Infrared Monitor Can Help Detect Early – Stage Skin Cancer

Infrared Monitor Can Help Detect Early – Stage Skin Cancer

Melanoma might be a more rare form of the types of skin cancers, but it amounts to the most deaths caused from skin cancer. Melanoma is quite treatable if caught early, but it’s tough to catch. Most of us have moles or skin blemishes that doctors question, but often times, it’s a painful biopsy process that leaves the patient in pain – sometimes for no reason if the mole comes back melanoma-free. This new device can help detect skin cancer through heat on the skin, and leaves the patient without the pain.

The Melanoma Detector uses infrared heat-detecting technology to locate cancerous cells on the skin. Cancer cells typically divide more rapidly than regular cells, therefore causing a higher metabolic rate and giving off more heat as energy. Because the difference in temperature is very small, two professors at Johns Hopkins Cancer Center and School of Engineering have devised a process for making the difference stand out.
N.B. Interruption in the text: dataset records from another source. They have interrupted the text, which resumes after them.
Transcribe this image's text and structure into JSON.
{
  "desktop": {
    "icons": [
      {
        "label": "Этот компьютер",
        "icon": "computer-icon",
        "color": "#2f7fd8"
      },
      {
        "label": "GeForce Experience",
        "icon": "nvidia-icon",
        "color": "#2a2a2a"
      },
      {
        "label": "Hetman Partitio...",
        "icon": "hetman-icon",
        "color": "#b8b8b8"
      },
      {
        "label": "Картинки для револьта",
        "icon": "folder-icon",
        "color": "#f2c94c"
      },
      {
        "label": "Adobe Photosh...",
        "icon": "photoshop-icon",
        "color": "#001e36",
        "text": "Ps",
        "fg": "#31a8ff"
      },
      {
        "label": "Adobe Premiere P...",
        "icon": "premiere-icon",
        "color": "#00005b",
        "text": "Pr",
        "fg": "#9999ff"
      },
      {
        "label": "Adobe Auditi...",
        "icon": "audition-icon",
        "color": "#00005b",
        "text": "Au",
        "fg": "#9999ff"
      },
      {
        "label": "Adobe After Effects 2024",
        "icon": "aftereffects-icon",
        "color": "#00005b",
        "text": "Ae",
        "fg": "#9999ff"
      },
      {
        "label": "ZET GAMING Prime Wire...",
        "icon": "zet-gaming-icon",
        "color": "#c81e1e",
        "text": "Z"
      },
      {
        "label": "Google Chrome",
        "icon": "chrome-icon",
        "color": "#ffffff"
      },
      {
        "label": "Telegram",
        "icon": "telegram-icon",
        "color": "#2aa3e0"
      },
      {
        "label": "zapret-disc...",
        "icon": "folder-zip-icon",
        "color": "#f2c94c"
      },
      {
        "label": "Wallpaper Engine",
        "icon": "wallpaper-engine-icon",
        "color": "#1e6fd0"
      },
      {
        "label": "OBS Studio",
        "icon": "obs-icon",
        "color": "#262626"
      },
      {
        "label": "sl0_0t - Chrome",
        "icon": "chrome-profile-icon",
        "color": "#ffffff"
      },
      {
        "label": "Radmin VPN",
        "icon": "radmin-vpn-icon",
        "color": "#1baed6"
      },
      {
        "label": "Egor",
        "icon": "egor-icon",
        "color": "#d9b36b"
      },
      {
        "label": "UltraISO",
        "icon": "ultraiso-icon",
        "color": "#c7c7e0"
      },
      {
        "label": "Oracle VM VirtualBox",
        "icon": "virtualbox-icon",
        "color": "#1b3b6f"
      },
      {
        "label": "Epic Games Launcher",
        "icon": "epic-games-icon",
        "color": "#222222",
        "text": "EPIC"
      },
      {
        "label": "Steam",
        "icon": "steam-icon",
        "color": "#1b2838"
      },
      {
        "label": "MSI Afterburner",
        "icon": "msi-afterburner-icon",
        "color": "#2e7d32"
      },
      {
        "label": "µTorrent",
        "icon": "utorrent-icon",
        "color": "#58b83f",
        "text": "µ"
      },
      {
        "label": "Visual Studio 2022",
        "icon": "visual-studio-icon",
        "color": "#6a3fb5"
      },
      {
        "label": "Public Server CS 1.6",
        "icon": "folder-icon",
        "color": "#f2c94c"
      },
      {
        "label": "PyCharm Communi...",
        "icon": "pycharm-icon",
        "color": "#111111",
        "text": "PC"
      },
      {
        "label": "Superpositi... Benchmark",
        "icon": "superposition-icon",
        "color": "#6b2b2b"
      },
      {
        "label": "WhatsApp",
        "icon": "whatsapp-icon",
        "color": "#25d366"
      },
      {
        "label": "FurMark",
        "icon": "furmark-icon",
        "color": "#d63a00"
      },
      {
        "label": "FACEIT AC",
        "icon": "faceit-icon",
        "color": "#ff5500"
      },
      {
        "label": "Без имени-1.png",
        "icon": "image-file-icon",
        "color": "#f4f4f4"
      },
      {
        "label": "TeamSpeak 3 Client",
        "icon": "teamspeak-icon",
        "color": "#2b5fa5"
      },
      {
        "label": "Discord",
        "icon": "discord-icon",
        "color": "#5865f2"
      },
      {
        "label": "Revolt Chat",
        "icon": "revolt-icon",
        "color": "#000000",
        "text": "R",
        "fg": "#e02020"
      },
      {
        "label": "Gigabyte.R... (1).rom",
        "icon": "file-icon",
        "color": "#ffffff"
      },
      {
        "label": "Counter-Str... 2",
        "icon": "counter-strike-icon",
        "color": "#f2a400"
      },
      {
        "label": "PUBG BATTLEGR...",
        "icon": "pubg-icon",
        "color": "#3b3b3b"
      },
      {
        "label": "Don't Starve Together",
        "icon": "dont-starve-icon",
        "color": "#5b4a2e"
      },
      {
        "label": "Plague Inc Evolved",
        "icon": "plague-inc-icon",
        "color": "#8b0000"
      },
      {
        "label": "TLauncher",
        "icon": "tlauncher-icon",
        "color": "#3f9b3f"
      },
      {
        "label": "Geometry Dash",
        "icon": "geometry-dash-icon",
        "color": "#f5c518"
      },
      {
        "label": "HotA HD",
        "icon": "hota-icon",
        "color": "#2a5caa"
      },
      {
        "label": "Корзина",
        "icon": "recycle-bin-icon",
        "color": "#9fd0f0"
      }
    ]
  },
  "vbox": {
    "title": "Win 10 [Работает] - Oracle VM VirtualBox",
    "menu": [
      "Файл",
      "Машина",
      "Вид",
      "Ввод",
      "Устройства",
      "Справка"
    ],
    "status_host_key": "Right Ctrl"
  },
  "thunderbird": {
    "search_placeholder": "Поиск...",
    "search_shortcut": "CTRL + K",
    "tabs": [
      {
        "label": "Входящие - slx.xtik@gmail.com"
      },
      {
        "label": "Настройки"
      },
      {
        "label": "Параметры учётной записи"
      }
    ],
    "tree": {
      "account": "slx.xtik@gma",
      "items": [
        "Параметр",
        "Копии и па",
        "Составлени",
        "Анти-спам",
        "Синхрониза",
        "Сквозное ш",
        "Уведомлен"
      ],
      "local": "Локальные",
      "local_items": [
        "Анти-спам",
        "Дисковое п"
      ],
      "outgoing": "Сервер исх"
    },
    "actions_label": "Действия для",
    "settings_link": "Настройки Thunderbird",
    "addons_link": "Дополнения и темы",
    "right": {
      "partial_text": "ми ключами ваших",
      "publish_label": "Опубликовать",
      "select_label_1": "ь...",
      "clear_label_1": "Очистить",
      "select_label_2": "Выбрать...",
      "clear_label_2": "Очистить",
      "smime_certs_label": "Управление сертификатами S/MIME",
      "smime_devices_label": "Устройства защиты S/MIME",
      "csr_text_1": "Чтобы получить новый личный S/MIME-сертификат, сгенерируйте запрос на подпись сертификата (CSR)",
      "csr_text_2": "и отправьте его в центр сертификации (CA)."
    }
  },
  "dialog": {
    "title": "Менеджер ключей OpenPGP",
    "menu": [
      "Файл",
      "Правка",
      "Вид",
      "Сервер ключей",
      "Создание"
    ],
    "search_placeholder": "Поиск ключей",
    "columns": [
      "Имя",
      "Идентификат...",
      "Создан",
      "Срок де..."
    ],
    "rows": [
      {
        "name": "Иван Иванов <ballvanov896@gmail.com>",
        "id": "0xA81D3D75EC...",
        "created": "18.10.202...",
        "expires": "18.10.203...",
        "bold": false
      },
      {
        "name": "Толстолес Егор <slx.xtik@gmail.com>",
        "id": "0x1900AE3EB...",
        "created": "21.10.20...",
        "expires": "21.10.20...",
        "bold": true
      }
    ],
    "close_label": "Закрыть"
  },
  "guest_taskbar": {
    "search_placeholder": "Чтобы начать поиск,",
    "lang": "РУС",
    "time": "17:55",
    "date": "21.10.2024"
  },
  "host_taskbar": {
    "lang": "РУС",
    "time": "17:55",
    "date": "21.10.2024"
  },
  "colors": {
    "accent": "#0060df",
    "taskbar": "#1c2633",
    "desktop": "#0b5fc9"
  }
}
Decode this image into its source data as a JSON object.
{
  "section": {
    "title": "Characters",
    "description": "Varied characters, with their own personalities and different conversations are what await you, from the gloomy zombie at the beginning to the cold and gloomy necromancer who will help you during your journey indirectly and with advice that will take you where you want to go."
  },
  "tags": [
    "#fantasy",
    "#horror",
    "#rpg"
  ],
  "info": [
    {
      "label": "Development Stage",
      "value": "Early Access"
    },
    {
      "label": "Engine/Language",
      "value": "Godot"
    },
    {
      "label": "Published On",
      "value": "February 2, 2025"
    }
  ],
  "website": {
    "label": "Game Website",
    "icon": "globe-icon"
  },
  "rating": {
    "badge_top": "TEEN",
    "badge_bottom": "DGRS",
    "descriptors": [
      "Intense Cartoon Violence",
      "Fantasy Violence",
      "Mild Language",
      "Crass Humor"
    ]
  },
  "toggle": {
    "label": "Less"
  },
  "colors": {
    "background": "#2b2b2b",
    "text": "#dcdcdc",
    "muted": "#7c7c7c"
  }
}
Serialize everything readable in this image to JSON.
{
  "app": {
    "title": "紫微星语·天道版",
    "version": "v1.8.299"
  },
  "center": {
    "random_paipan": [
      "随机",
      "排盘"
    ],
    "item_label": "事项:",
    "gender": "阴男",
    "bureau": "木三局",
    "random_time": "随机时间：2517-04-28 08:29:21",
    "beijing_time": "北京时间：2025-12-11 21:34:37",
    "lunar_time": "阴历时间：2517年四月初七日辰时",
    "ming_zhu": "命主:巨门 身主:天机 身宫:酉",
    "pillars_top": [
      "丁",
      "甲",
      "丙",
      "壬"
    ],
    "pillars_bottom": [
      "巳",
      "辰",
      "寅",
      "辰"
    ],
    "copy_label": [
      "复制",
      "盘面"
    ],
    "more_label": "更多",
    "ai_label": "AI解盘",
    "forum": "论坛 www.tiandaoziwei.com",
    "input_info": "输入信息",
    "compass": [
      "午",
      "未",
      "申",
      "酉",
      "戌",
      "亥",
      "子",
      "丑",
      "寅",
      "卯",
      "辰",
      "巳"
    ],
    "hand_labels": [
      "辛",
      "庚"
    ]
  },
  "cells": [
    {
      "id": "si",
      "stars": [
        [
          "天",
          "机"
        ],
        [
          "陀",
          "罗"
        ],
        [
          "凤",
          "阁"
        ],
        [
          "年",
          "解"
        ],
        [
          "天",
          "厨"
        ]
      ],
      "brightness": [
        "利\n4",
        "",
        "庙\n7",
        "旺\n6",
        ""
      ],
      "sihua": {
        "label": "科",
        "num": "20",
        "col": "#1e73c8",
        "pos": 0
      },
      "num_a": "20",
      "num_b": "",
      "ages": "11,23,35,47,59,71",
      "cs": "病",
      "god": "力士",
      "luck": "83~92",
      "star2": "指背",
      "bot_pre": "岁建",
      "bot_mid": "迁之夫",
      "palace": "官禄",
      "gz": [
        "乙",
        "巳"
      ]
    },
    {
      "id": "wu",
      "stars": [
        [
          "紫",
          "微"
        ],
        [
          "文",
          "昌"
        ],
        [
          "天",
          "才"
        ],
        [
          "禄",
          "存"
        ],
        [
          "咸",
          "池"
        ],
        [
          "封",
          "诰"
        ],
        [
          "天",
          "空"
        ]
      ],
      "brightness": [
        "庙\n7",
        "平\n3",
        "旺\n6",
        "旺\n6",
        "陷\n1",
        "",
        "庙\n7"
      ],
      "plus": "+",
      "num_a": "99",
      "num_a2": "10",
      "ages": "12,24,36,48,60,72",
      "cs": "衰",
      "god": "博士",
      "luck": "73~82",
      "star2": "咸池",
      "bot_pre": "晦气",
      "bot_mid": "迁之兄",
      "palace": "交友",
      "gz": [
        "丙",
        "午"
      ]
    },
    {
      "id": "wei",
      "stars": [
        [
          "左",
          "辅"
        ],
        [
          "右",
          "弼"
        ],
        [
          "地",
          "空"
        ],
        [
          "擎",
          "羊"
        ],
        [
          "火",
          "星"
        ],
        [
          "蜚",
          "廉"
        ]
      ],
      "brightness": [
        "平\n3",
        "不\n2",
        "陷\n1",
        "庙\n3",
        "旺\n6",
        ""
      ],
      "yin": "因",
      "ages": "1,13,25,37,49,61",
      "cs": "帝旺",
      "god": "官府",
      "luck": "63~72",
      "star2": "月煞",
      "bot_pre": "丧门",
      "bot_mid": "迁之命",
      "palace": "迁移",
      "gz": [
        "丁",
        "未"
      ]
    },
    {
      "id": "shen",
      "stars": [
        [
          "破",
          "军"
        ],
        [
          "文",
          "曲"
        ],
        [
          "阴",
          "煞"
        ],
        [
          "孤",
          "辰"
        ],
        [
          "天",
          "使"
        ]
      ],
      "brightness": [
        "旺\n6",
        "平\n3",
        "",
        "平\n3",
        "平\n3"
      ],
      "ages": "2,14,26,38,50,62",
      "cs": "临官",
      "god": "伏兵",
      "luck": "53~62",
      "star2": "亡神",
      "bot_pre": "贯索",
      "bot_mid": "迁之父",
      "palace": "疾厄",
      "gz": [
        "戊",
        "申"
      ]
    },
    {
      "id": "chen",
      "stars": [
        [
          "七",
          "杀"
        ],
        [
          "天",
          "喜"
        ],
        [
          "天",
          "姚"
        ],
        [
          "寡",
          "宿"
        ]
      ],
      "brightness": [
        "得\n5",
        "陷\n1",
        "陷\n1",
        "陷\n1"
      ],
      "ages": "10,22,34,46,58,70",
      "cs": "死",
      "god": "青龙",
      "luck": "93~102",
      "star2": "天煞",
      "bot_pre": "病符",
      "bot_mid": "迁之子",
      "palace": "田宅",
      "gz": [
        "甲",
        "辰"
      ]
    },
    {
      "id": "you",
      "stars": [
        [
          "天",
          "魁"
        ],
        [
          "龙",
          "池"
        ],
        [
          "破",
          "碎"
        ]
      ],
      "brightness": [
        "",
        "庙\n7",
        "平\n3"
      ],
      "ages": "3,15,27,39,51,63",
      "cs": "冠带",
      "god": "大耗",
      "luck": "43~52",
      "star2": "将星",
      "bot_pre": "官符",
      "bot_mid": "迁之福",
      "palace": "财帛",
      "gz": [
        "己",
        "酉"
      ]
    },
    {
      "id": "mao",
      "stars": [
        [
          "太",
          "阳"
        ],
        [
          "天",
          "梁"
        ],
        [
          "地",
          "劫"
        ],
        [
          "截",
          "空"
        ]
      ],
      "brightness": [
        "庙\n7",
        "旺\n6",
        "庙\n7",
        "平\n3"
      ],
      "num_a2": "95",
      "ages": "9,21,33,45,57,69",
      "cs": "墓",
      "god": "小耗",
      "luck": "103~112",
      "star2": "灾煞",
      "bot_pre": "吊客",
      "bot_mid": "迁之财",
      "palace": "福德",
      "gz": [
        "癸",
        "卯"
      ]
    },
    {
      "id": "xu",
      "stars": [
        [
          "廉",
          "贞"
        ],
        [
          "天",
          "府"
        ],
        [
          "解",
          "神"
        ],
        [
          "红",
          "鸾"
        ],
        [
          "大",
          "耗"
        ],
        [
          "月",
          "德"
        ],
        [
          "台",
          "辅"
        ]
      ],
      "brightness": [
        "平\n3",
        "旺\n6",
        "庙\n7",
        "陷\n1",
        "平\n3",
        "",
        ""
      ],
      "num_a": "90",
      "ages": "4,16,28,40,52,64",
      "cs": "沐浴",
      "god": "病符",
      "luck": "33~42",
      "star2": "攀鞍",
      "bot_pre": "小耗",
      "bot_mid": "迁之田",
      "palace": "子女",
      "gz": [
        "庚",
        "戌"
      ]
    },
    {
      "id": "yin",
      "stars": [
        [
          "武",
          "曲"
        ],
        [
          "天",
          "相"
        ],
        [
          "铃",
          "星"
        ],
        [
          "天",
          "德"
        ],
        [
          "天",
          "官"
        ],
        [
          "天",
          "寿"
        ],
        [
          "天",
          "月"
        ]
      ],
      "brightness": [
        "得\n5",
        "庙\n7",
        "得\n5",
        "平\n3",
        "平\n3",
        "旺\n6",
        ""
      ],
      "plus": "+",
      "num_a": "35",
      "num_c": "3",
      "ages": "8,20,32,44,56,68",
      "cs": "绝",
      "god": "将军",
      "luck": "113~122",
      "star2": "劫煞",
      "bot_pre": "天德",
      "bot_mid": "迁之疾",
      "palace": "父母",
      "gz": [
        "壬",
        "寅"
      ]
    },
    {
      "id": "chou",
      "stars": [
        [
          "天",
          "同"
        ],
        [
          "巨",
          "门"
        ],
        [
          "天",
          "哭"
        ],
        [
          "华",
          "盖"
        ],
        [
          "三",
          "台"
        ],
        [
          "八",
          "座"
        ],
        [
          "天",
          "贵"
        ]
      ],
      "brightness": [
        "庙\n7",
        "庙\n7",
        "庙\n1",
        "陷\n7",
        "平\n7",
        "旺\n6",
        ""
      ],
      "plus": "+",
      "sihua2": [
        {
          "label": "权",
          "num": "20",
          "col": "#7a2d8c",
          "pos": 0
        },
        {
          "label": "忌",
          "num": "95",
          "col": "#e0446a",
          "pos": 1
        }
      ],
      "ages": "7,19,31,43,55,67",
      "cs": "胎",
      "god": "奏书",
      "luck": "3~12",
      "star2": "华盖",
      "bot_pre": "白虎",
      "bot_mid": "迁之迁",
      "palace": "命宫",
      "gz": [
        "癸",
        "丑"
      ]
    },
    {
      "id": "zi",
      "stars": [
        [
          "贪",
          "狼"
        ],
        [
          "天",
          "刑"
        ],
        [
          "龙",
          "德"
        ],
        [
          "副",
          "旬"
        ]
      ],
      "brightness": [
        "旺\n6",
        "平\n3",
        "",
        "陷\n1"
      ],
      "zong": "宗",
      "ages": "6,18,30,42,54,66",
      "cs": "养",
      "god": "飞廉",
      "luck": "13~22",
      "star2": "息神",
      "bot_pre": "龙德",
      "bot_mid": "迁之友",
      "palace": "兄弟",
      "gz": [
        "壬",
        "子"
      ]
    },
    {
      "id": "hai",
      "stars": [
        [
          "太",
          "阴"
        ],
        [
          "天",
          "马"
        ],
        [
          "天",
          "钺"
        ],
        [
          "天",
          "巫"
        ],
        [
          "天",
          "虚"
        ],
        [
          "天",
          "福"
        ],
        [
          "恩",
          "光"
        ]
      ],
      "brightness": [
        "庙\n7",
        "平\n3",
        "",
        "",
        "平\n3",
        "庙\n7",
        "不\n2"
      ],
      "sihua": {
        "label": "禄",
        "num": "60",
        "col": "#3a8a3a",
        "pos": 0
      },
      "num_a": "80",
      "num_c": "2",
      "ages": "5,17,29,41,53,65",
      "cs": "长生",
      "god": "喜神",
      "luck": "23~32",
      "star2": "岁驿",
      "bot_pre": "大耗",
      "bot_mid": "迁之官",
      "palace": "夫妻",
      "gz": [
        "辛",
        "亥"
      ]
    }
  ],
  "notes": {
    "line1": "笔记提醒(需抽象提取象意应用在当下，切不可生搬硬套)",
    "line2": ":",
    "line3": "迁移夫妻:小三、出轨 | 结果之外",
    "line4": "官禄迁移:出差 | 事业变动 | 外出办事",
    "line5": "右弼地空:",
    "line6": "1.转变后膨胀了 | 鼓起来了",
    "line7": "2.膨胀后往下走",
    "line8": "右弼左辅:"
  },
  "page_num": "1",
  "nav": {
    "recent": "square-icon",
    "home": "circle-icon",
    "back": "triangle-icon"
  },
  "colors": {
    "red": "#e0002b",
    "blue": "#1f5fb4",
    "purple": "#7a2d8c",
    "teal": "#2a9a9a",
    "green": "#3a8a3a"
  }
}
The process works when the skin is cooled, and then begins to heat up again. To do this, the dermatologist would shoot a burst of air onto the patient’s skin for one minute. Once the cooling is finished, the Melanoma Detector is turned on and the infrared light is shined onto the mole or lesion. The doctor is able to view the differences in temperature through the same technology that is used with typical night vision goggles. If a heat variance is detected, that could be the presence of a growing malignant tumor.

One of the designers, Rhoda Alani, the skin expert of the twosome, is fairly optimistic about the product. She says, “We, at this point, are not able to say that this instrument is able to replace the clinical judgment of a dermatologist, but we envision that this will be useful as a tool in helping to diagnose early-stage melanoma.”